В таких хлопотах разменяли июль, проветрили город от дыма, вытерли кровь.
А кровь продолжала литься.
Царственный август, самый звездный месяц, зажег первые звезды не на небе и даже не на земле, а на людях. Дом не отличал евреев от других людей, пока у них на одежде не появились желтые звезды. Крупные — куда там небу! Одна на груди, одна на спине. Звездные люди вели себя странно: например, ходили не по тротуару, а прямо по мостовой. Не удивительно, что раньше евреев не было видно. Оказалось, горбатый Ицик тоже звездный, тоже еврей! Желтая звезда забралась ему на самую верхушку горба. А у нас ни одного еврея нет, подумал дом.

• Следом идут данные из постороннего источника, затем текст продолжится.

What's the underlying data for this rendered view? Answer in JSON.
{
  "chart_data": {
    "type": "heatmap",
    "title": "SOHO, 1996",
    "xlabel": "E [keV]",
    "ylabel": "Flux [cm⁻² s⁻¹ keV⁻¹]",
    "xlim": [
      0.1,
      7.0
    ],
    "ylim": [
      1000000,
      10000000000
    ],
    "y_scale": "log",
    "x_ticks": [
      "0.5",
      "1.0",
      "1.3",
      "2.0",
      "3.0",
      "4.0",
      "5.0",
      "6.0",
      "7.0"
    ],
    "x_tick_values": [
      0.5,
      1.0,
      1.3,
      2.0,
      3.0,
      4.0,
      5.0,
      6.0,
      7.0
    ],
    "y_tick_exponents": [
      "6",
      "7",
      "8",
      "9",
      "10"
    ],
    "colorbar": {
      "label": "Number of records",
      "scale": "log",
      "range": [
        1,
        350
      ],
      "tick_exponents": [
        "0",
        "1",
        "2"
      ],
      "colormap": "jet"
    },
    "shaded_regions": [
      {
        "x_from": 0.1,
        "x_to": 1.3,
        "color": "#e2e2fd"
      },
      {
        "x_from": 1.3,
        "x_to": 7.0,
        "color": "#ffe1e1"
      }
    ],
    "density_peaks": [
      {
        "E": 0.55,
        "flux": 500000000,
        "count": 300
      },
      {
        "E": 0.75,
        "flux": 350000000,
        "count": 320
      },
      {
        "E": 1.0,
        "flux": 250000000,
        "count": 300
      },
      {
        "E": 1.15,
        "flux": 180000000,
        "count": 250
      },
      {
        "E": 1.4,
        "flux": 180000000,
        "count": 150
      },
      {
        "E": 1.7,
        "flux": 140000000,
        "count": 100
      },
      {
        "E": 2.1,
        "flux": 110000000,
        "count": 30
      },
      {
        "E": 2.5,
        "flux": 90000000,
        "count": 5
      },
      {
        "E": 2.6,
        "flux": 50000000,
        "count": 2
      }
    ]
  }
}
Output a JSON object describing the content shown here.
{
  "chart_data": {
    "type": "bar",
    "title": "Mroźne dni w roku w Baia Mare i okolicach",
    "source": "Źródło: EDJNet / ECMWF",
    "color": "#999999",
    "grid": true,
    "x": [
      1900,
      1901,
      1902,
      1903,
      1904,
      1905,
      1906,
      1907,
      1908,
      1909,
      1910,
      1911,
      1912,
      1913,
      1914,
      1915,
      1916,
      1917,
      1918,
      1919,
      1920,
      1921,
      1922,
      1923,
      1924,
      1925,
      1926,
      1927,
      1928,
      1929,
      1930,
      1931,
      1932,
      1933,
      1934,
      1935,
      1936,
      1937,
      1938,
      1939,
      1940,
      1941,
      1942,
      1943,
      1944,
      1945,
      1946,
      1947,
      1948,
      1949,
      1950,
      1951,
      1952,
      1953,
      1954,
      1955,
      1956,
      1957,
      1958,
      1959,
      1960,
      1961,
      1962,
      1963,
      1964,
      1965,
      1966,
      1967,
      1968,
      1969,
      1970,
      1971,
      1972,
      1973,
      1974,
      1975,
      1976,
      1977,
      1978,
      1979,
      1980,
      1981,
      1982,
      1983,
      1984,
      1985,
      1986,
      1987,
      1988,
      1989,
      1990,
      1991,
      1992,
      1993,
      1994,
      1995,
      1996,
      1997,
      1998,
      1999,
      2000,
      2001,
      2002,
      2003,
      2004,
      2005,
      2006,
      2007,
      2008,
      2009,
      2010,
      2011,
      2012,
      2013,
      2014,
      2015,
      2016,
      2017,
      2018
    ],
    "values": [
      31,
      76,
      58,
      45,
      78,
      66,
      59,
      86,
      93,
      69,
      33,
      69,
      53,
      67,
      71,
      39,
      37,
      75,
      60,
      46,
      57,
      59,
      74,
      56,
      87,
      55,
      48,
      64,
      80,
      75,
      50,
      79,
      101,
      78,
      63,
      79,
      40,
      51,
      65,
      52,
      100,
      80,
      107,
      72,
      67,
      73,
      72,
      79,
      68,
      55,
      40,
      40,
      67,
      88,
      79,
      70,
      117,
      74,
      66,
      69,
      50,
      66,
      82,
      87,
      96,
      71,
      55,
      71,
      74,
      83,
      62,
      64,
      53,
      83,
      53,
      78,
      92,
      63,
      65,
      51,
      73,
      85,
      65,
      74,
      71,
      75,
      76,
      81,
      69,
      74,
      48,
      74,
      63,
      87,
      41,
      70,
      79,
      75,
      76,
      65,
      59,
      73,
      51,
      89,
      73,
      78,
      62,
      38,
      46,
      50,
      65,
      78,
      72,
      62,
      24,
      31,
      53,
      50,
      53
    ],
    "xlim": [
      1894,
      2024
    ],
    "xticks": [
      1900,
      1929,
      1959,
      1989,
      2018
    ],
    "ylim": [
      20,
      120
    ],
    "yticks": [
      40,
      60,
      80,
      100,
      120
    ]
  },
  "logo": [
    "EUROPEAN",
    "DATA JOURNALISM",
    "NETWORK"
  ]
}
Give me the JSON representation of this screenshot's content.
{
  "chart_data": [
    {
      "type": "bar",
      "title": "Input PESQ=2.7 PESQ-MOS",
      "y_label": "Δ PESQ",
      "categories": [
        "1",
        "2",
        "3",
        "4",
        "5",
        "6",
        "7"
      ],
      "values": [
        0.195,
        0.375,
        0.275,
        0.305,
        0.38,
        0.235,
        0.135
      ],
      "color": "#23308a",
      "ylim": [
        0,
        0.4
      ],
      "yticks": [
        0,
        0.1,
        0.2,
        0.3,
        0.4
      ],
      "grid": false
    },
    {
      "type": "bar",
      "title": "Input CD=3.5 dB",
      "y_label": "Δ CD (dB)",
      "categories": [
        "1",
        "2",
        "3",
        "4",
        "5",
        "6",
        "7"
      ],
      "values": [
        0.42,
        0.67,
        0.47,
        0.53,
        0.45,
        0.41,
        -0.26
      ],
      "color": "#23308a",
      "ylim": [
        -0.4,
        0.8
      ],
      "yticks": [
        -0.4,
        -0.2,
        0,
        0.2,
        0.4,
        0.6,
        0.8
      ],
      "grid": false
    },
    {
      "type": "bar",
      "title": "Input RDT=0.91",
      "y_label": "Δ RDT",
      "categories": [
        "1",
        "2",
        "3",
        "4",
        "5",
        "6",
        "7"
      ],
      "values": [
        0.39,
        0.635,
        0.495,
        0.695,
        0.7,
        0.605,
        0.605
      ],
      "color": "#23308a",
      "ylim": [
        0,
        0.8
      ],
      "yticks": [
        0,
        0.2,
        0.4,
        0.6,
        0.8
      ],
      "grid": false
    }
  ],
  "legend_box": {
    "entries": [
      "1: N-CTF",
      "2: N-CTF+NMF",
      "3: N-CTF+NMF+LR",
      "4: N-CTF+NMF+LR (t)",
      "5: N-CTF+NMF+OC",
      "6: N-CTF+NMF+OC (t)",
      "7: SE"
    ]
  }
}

Ну-ну, скептически покосилась доска с фамилиями жильцов; мне видней. Вот зеркало свидетель. Но зеркало не спешило с выводами, потому что привыкло видеть все слова не так, как они написаны, а совсем иначе, и никто, даже дядюшка Ян, этим похвастаться не мог. Солнечный луч скользнул, преломился в трещине, и невозможно было сказать, сморщилось зеркало или улыбнулось.
На Палисадной оживление. Немцы пригнали грязных осунувшихся красноармейцев в гимнастерках без ремней, и они разгребают развалины доходного дома.
Странно, что доктор теперь выводит собаку в несусветную рань, а по вечерам совсем поздно, и все больше один, без Зильбера. Этот долго не показывается — уж не съехал ли, как дантист? Нет; вот он. Не самый лучший вечер он выбрал для прогулки — такой дождь зарядил, что только держись, недаром и шляпу натянул на самый нос! Опять эти двое спорят, но так тихо, что ничегошеньки не слышно. Когда они идут к парадному, доска многозначительно посматривает на зеркало, на дверь с цифрой «21» и тяжелой латунной пружиной, но посплетничать не с кем — дом спит.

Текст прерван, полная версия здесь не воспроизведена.